Studio Universal festeggia Lou Reed: in prima tv “Red Shirley”

Studio Universal festeggia Lou Reed: in prima tv "Red Shirley" | Digitale terrestre: Dtti.it

Il Canale festeggia i 70 anni del grande rocker trasmettendo in Prima TV il documentario “Red Shirley”.

Brooklyn, 2 marzo 1942: da una famiglia di origine ebrea nasce Lou Reed, un uomo destinato a diventare uno dei pilastri del rock. Reed sarà il fondatore dei Velvet Underground, gruppo cult del panorama musicale che lo ha lanciato come una delle figure leggendarie del rock’n’roll.

Studio Universal (Premium Gallery sul DTT) festeggia i 70 anni di questa star della musica trasmettendo in Prima TV per l’Italia il suo primo esperimento da regista realizzato in collaborazione con Ralph Gibson nel 2010: “Red Shirley”.

L’appuntamento è per venerdì 2 marzo  alle ore 20.00, all’interno dello spazio “Lost & Found” dedicato ai tesori dimenticati del cinema,  in occasione del suo compleanno.

RED SHIRLEY (2010, durata: 28’)

Quando Lou Reed, il cantante dell’indimenticabile gruppo “Velvet Underground”, si mette dietro una macchina da presa per la prima volta, ha 68 anni.
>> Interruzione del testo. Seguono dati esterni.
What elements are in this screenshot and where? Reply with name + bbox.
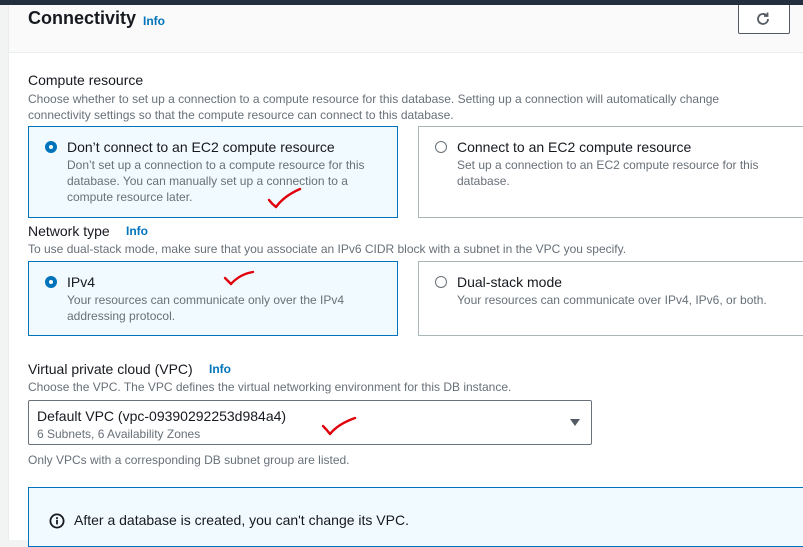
panel-header: Connectivity Info <box>9 5 803 53</box>
vpc-description: Choose the VPC. The VPC defines the virt… <box>28 380 512 394</box>
vpc-selected-detail: 6 Subnets, 6 Availability Zones <box>37 427 201 441</box>
vpc-selected-value: Default VPC (vpc-09390292253d984a4) <box>37 408 287 424</box>
vpc-constraint-text: Only VPCs with a corresponding DB subnet… <box>28 453 350 467</box>
option-description: Set up a connection to an EC2 compute re… <box>457 158 759 188</box>
check-annotation-icon <box>267 187 302 209</box>
refresh-button[interactable] <box>738 5 790 34</box>
vpc-label: Virtual private cloud (VPC) <box>28 361 193 377</box>
network-type-info-link[interactable]: Info <box>126 224 148 238</box>
alert-text: After a database is created, you can't c… <box>74 512 409 528</box>
compute-resource-label: Compute resource <box>28 72 144 88</box>
vpc-info-link[interactable]: Info <box>209 362 231 376</box>
option-description: Your resources can communicate only over… <box>67 293 345 323</box>
network-type-label: Network type <box>28 223 110 239</box>
option-title: Don’t connect to an EC2 compute resource <box>67 139 335 155</box>
option-title: Connect to an EC2 compute resource <box>457 139 692 155</box>
radio-connect-ec2[interactable] <box>435 141 447 153</box>
info-alert: After a database is created, you can't c… <box>28 487 803 547</box>
vpc-select[interactable]: Default VPC (vpc-09390292253d984a4) 6 Su… <box>28 400 592 445</box>
compute-resource-description: Choose whether to set up a connection to… <box>28 92 720 122</box>
check-annotation-icon <box>321 416 357 436</box>
network-type-description: To use dual-stack mode, make sure that y… <box>28 242 627 256</box>
connectivity-panel: Connectivity Info Compute resource Choos… <box>8 5 803 547</box>
option-connect-ec2[interactable]: Connect to an EC2 compute resource Set u… <box>418 126 803 218</box>
radio-dont-connect-ec2[interactable] <box>45 141 57 153</box>
caret-down-icon <box>570 419 580 426</box>
section-info-link[interactable]: Info <box>143 14 165 28</box>
option-title: Dual-stack mode <box>457 274 563 290</box>
option-dual-stack[interactable]: Dual-stack mode Your resources can commu… <box>418 261 803 336</box>
section-title: Connectivity <box>28 8 137 28</box>
refresh-icon <box>757 12 769 25</box>
radio-ipv4[interactable] <box>45 276 57 288</box>
check-annotation-icon <box>223 270 255 286</box>
radio-dual-stack[interactable] <box>435 276 447 288</box>
info-circle-icon <box>49 513 65 529</box>
option-description: Your resources can communicate over IPv4… <box>457 293 767 307</box>
option-ipv4[interactable]: IPv4 Your resources can communicate only… <box>28 261 398 336</box>
option-dont-connect-ec2[interactable]: Don’t connect to an EC2 compute resource… <box>28 126 398 218</box>
option-description: Don’t set up a connection to a compute r… <box>67 158 365 204</box>
option-title: IPv4 <box>67 274 96 290</box>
Il suo primo documentario è la toccante intervista a sua cugina Red Shirley, sarta e stilista, alla vigilia del suo 100° compleanno. Sopravvissuta a due Guerre mondiali, a 19 anni e senza genitori, la giovane polacca arriva prima in Canada e poi in America dove inizia a lavorare come molti immigrati dell’epoca nell’industria tessile della Grande Mela. Nel corso degli anni si impegna nella lotta per i diritti dei lavoratori e partecipa nel 1963 alla marcia di  Washington.

 

LOU REED

Musicista statunitense, nel 1965 è tra i fondatori dei Velvet Underground. Il gruppo diventa presto un’icona nel panorama artistico-musicale non convenzionale del Greenwich Village tanto che verrà in seguito patrocinato dall’artista pop Andy Warhol che farà loro da manager, promotore e finanziatore del primo album: “The Velvet Underground and Nico“ – noto per la banana in copertina, uscito nel 1967 -.
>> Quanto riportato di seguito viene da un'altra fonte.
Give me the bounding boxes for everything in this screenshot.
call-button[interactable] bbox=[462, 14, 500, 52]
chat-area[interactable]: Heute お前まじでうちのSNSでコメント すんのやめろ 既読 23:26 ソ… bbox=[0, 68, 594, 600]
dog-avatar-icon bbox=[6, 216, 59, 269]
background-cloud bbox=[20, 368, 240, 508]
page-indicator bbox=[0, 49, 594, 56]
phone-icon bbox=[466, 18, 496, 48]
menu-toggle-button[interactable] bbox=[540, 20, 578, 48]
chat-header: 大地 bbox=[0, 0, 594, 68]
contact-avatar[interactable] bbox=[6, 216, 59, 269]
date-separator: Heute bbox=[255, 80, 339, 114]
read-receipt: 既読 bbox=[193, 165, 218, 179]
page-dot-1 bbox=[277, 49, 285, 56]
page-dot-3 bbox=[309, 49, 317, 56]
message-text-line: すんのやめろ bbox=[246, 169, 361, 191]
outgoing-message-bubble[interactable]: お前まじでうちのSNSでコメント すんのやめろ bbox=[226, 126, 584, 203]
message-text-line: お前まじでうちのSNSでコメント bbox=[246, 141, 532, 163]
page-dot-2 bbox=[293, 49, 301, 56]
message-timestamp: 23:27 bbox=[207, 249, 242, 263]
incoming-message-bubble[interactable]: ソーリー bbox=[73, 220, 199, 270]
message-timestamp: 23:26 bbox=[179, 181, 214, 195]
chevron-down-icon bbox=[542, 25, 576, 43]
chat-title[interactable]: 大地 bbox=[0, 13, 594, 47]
Dopo lo scioglimento del gruppo, Lou Reed prosegue la carriera musicale da solista.

È in questo periodo che fa un incontro fondamentale per la sua carriera: David Bowie. Spinti dalla RCA, etichetta discografica di entrambi, i due decidono di collaborare e nel 1972 vede la luce “Transformer”, album che conquista i vertici di tutte le classifiche lanciando due singoli che diventeranno classici della musica rock, “Walk on the wild side” e “Perfect day”.

Lou Reed è ormai un idolo e un artista ricercatissimo.

Debutta come attore in “Divorzio stile New York” (1980) di R.M. Young. Segue “Flippaut” (1983) di A. Arkush, in cui si esibisce in un’irresistibile parodia di Bob Dylan. Nel 1995 partecipa a “Blue in the Face”, corale celebrazione di Brooklyn diretta da W. Wang e P. Auster. Fra le sue canzoni scelte come colonne sonore, figurano: “Così lontano così vicino!” (1993) di W. Wenders, “Prima che sia notte” (2000) di J. Schnabel e “Strade perdute” (1997) di D. Lynch.